Green Solvent-Mediated Cyanuric Chloride Crosslinking of Polybenzimidazole (PBI) Nanofiltration Membranes for Improved Acid Stability and Organic Solvent Resistance in Molecular Separation

Abstract

This study proposes a novel green crosslinking method to improve the performance of polybenzimidazole (PBI) in highly acidic conditions and organic solvent nanofiltration. PBI membranes are modified using cyanuric chloride (2,4,6-trichloro-1,3,5-triazine) as a crosslinker under two distinct solvent conditions: acetone only and in a solvent blend of acetone and water, both recognized as green solvents.
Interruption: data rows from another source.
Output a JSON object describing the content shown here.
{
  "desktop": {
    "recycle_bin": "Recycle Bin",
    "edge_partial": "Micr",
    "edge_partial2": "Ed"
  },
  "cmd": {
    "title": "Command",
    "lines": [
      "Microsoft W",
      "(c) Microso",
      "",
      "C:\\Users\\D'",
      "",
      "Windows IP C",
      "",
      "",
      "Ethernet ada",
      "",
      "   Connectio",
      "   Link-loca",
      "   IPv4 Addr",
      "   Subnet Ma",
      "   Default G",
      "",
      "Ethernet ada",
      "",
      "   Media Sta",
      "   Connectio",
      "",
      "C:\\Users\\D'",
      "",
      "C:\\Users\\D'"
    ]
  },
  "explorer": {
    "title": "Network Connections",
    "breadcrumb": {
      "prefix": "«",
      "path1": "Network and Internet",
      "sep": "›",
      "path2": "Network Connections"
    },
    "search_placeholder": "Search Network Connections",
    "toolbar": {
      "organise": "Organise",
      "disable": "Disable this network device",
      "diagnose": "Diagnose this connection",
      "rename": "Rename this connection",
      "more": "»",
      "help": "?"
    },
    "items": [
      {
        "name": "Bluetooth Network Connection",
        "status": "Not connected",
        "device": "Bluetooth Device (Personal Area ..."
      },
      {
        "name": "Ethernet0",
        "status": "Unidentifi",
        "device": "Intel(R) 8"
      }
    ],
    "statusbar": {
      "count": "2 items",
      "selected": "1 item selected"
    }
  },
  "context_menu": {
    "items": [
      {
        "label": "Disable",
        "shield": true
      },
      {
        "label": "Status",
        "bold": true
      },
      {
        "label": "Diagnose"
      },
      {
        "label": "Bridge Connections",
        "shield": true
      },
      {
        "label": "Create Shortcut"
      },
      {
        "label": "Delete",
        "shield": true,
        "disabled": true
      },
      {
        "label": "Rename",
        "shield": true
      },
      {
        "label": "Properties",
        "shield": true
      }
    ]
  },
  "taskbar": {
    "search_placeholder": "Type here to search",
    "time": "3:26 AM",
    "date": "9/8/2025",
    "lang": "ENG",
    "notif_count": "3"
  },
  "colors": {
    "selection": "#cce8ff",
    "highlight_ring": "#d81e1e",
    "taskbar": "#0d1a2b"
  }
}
The modification process, conducted for 2 h, facilitates sustainable solvent-mediated crosslinking. Comprehensive analyses of membrane properties are conducted using Fourier-transform infrared spectroscopy, energy-dispersive x-ray spectroscopy, scanning electron microscopy, atomic force microscopy, and x-ray photoelectron spectroscopy. In solvent stability experiments conducted at elevated temperature with solvents like N,N-dimethylformamide (DMF), N,N-dimethylacetamide (DMAc), and N-methyl-2-pyrrolidone (NMP), both crosslinked membranes demonstrate exceptional solvent resistance, retaining over 96% after exposure. In organic solvent nanofiltration experiments, both membranes displayed an ethanol permeance of similar to 2.5 LMH/bar at 5.1 bar and a remarkable rejection of around 95% for Rose Bengal (molecular weight: 1017.6 g/mol). After prolonged exposure to DMF for 120 h, both crosslinked membranes demonstrate higher separation efficiency. This green crosslinking approach shows significant potential for advancing the development of robust PBI membranes, achieving high separation efficiency under low-pressure conditions.